In the last year, Flashback movies shown include George Lucas’ “American Graffiti” (’73) set in ‘62 , silly “Ghostbuster” (’84), clever romantics “When Harry Met Sally (’89) and “The Philadelphia Story” (’40), Hitchcock thriller “To Catch a Thief” (’55), bratty “Home Alone” (’90), wacky “Monty Python and the Holy Grail” (’75) and “The Blues Brothers” (’80), musicals “Grease” (’78) and “The Sound of Music” (’65), Stanley Kubrick’s “The Shining” horror and eerie “2001: A Space Odyssey (’68), and Spielberg’s sci-fi “Close Encounters of the Third Kind (’77).

Flashback films last year include “Casablanca (’43) with Humphrey Bogart and Ingrid Bergman, George C. Scott as “Patton” (’70) also set in WWII, “Forrest Gump” (’94) with Tom Hanks exploring life as a box of mixed chocolates, Michael Jordan and Bugs Bunny in “Space Jam” (’96), “The Notebook” (2004) Forties romance, musical “Oklahoma!” (’55), John Wayne’s western “The Quiet Man” (’52), and disco diva Travolta in “Saturday Night Fever” (’77).

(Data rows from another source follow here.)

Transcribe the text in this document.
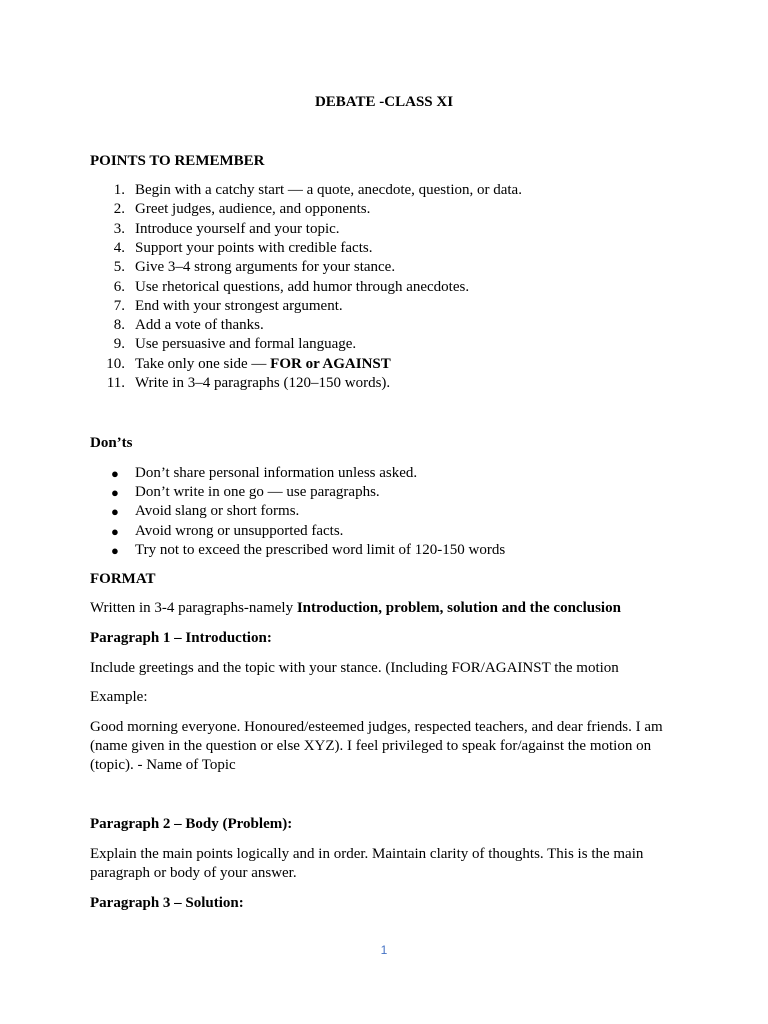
DEBATE -CLASS XI
POINTS TO REMEMBER
1. Begin with a catchy start — a quote, anecdote, question, or data.
2. Greet judges, audience, and opponents.
3. Introduce yourself and your topic.
4. Support your points with credible facts.
5. Give 3–4 strong arguments for your stance.
6. Use rhetorical questions, add humor through anecdotes.
7. End with your strongest argument.
8. Add a vote of thanks.
9. Use persuasive and formal language.
10. Take only one side — FOR or AGAINST
11. Write in 3–4 paragraphs (120–150 words).
Don’ts
● Don’t share personal information unless asked.
● Don’t write in one go — use paragraphs.
● Avoid slang or short forms.
● Avoid wrong or unsupported facts.
● Try not to exceed the prescribed word limit of 120-150 words
FORMAT
Written in 3-4 paragraphs-namely Introduction, problem, solution and the conclusion
Paragraph 1 – Introduction:
Include greetings and the topic with your stance. (Including FOR/AGAINST the motion
Example:
Good morning everyone. Honoured/esteemed judges, respected teachers, and dear friends. I am (name given in the question or else XYZ). I feel privileged to speak for/against the motion on (topic). - Name of Topic
Paragraph 2 – Body (Problem):
Explain the main points logically and in order. Maintain clarity of thoughts. This is the main paragraph or body of your answer.
Paragraph 3 – Solution:
1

The “Back to the Future” local link is a touring DeLorean matching the film’s original was at a Flat Rock Playhouse benefit three summers ago. It raised money for the Michael J. Fox Foundation for Parkinson’s Research. Fox, 58, has lived half of his life with Parkinson’s. It was diagnosed in him when he was 29.
Oliver and Terry Holler of Myrtle Beach, S.C said their 1982 DeLorean represents It is a souped-up version of John DeLorean’s sleek sports car made in 1981-83.

Features in the replica include a makeshift “flux capacitor.” In the film, it supposedly ran on plutonium, or (spoiler alert) a lightning strike if driven to precisely 88 mph.